Bradley Cooper, Emma Stone

“ALOHA” My rating: C (Opens wide on June 5)

105 minutes | MPAA rating: PG-13

“Aloha” can mean either hello or goodbye. Thus it’s an appropriate title for a movie that doesn’t know if it’s coming or going.

That the latest from writer/director Cameron Crowe isn’t a total disaster can be credited to players whose charisma helps paper over the screaming holes and loopy notions marring the doddering screenplay.

These performers are just good enough to wrest a few memorable moments from the general chaos of an eccentric romantic comedy that isn’t particularly romantic or funny.

Brian Gilcrest (Bradley Cooper) is a near-legendary former Air Force officer who was deeply involved in the U.S. space program.  But after a long career decline and injuries incurred while a contractor in Afghanistan, he’s now a mere shadow of his former self.

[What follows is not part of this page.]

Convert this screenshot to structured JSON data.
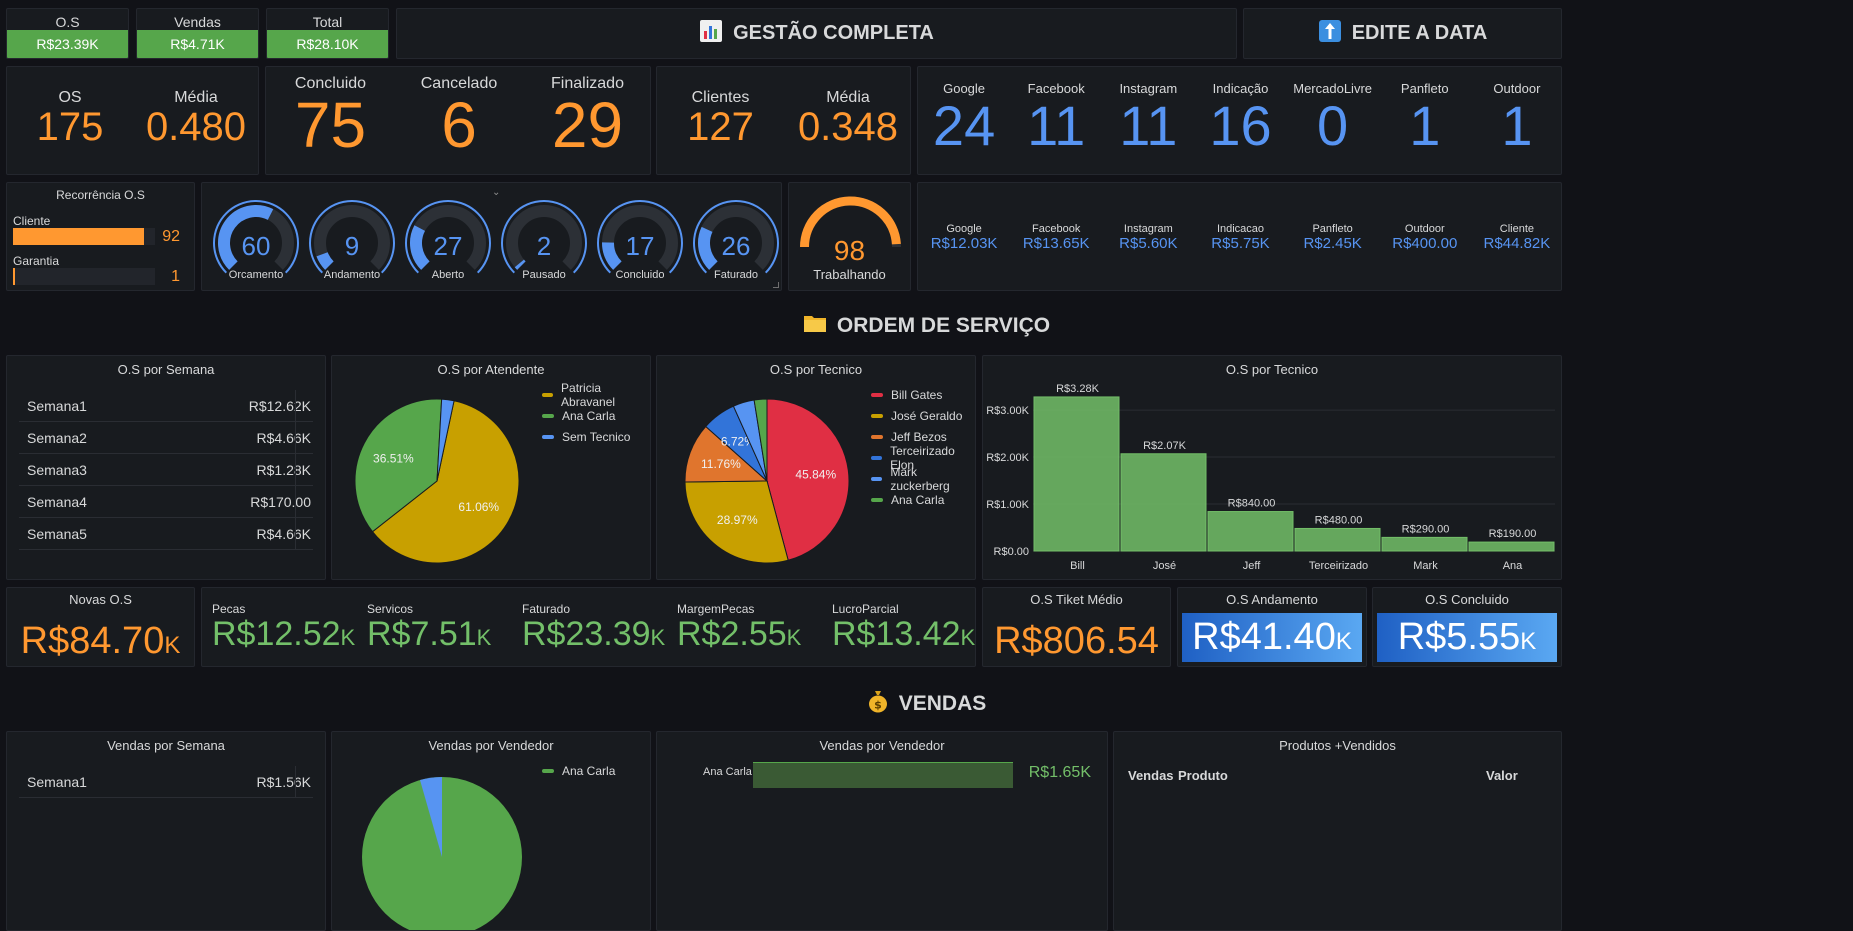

He’s returned to his old stomping grounds in Hawaii as an employee of multi-billionaire Carson Welch (Bill Murray), who has invested heavily in a private rocket program and needs the blessing of native Hawaiian leaders to pave over some public relations potholes.

Brian’s assignment is too look up his old friend, the king of the nativist Nation of Hawaii (Dennis Bumpy Kanahele, playing himself), and secure said blessing.

Meanwhile Brian is torn between two women.  First there’s Tracy (Rachel McAdams), the love he unceremoniously dumped 13 years earlier. She’s now married to an Air Force Officer (John Krasinski) and the mother of two.

The arrival of her old flame — even in his semi-decrepit condition — exacerbates Tracy’s doubts about her marriage and a husband whose verbal communications are painfully  limited.

The other woman is Allison Ng (Emma Stone), a hotshot fighter pilot and one-quarter Hawaiian who is assigned as Brian’s military escort.  Allison starts out all spit and polish with a salute so sharp it snaps air molecules — but after a few days as Brian’s wingman  her military bearing turns all gee-whiz girly.